Baginya, menangis bukanlah kelemahan seperti yang gue anggap. Dalam kamus Bella, air mata nggak seperti wanita dan nggak boleh ditunjukkan di depan umum.
Fakta bahwa dia ingin mengungkapkan kesedihannya, tetapi nggak bisa, menggali pisau lebih dalam ke dalam diri gue.
Gue memaksakan senyum, membelai rambutnya ke belakang. "Lo nggak perlu bersiap untuk apa pun. Gue akan bicara dengan ayahmu, dan nggak ada satu pun dari ini yang akan terjadi."
Ekspresinya berbinar. "Benarkah?"
"Pernahkah gue membuat janji dan nggak menepatinya?" Kilau lembut menyerbu ekspresinya.

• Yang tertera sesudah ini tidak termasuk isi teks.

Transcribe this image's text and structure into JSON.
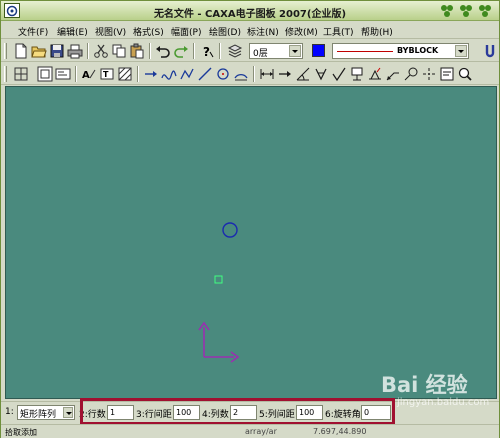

"Nggak pernah," jawabnya dengan gembira.
"Pergi belajar dan jangan khawatir tentang ini. Karena lo akan ada ujian, lo nggak perlu datang ke perusahaan."
"Gue mau."
Bella telah hadir selama sekitar setahun. Dia mengejar pekerjaan teknik, yang dianggap nggak berharga di bidang pekerjaan kita oleh semua orang. Dia memilihnya secara bebas dan tanpa batasan, oleh karena itu gue adalah satu-satunya yang mendukungnya. Dia ahli dalam angka, jadi akan sia-sia kalau nggak menggunakannya.
"Terserah. Di mana paman?"
"Dia di ruang makan…tapi lo mungkin nggak mau masuk ke sana. Paman River sedang mengadakan pertemuan dengan anggota keluarga kerajaan lainnya."

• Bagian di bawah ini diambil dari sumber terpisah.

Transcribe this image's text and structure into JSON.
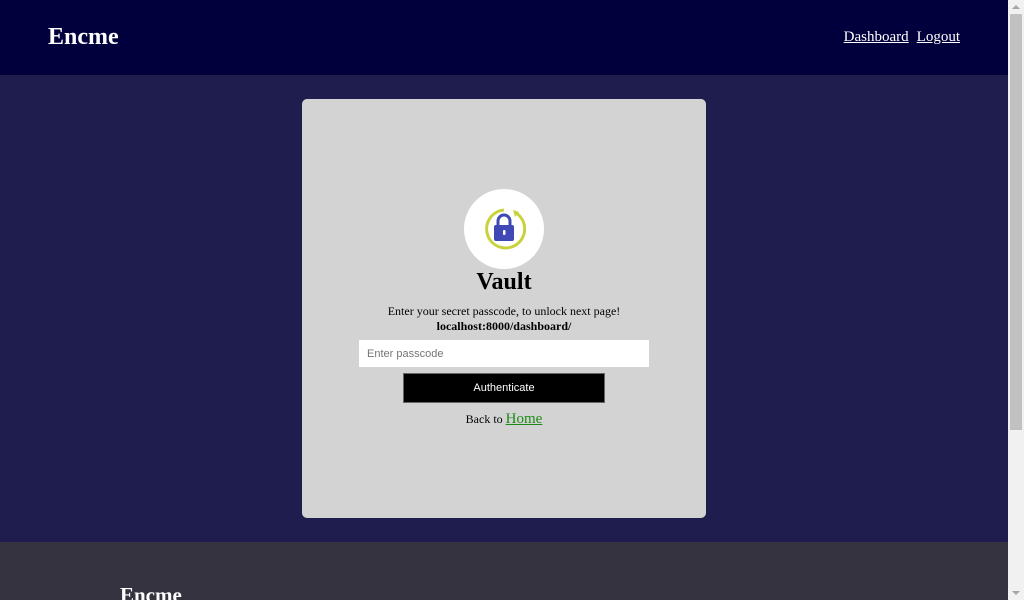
{
  "header": {
    "brand": "Encme",
    "nav": [
      {
        "label": "Dashboard"
      },
      {
        "label": "Logout"
      }
    ]
  },
  "vault": {
    "icon": "lock-refresh-icon",
    "title": "Vault",
    "instruction": "Enter your secret passcode, to unlock next page!",
    "url": "localhost:8000/dashboard/",
    "passcode_placeholder": "Enter passcode",
    "passcode_value": "",
    "button_label": "Authenticate",
    "back_prefix": "Back to",
    "back_link": "Home"
  },
  "footer": {
    "brand": "Encme"
  },
  "colors": {
    "header_bg": "#01003d",
    "main_bg": "#1e1d4e",
    "card_bg": "#d3d3d3",
    "footer_bg": "#34333f",
    "link_green": "#1d8a17",
    "lock_blue": "#3f48b5",
    "ring_yellow": "#c8d23a"
  }
}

"Tentu saja, begitu, dan biar gue tebak, Kamar Barat, Utara, dan Selatan ada di sana?"
"Umm…ya."
Kenapa gue nggak kaget Paman membahas masalah pernikahan saat hama itu ada di sekitar?

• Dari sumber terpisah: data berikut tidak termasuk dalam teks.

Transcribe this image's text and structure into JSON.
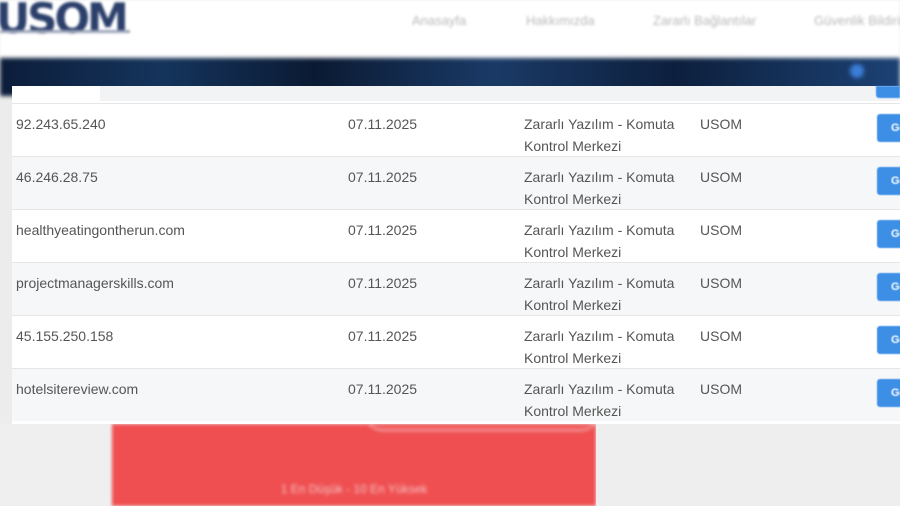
{
  "header": {
    "logo_text": "USOM",
    "nav": [
      "Anasayfa",
      "Hakkımızda",
      "Zararlı Bağlantılar",
      "Güvenlik Bildirimleri"
    ]
  },
  "table": {
    "rows": [
      {
        "host": "92.243.65.240",
        "date": "07.11.2025",
        "type": "Zararlı Yazılım - Komuta Kontrol Merkezi",
        "source": "USOM",
        "button": "Gö"
      },
      {
        "host": "46.246.28.75",
        "date": "07.11.2025",
        "type": "Zararlı Yazılım - Komuta Kontrol Merkezi",
        "source": "USOM",
        "button": "Gö"
      },
      {
        "host": "healthyeatingontherun.com",
        "date": "07.11.2025",
        "type": "Zararlı Yazılım - Komuta Kontrol Merkezi",
        "source": "USOM",
        "button": "Gö"
      },
      {
        "host": "projectmanagerskills.com",
        "date": "07.11.2025",
        "type": "Zararlı Yazılım - Komuta Kontrol Merkezi",
        "source": "USOM",
        "button": "Gö"
      },
      {
        "host": "45.155.250.158",
        "date": "07.11.2025",
        "type": "Zararlı Yazılım - Komuta Kontrol Merkezi",
        "source": "USOM",
        "button": "Gö"
      },
      {
        "host": "hotelsitereview.com",
        "date": "07.11.2025",
        "type": "Zararlı Yazılım - Komuta Kontrol Merkezi",
        "source": "USOM",
        "button": "Gö"
      }
    ]
  },
  "background_card": {
    "scale_text": "1 En Düşük - 10 En Yüksek"
  },
  "colors": {
    "accent_button": "#3d8fe6",
    "background_card": "#ef4f51",
    "logo": "#2b3f6b"
  }
}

"Kembali ke pelajaranmu, Bella. Jangan biarkan semua ini mengganggumu." Dia ragu-ragu, lalu berteriak, "Hati-hati. Lo tahu mereka nggak suka lo di sana."
"Mereka akan lebih nggak suka gue setelah hari ini."
"Rose…"
"Jangan khawatir. Gue akan hati-hati," kata gue untuk membuatnya senang, meskipun gue sudah merencanakan perang. Dia melangkah maju dan memeluk gue. "Tetap aman, Amara."
Lalu dia mengambil langkah sedang menaiki tangga.
Kecuali Bella mengucapkan nama tengah gue, gue nggak pernah menyukainya. Ketika gue pindah bersamanya, dia menyatakan bahwa nyokap gue memanggil gue Rose karena dia menyukai mawar dan bahwa nama Rusia Amara adalah milik nenek gue yang sudah meninggal. Sejak kematiannya, hanya Bella yang pernah memanggil gue begitu lagi. Bokap dan Paman Raven juga, ketika mereka nggak marah pada gue. Katakan saja, dia nggak akan punya nama untuk gue hari ini, karena gue sepenuhnya siap untuk merusak pertemuannya.
Judul berita besok adalah "Nona muda merusak pertemuan," karena gue nggak diundang ke pertemuan itu.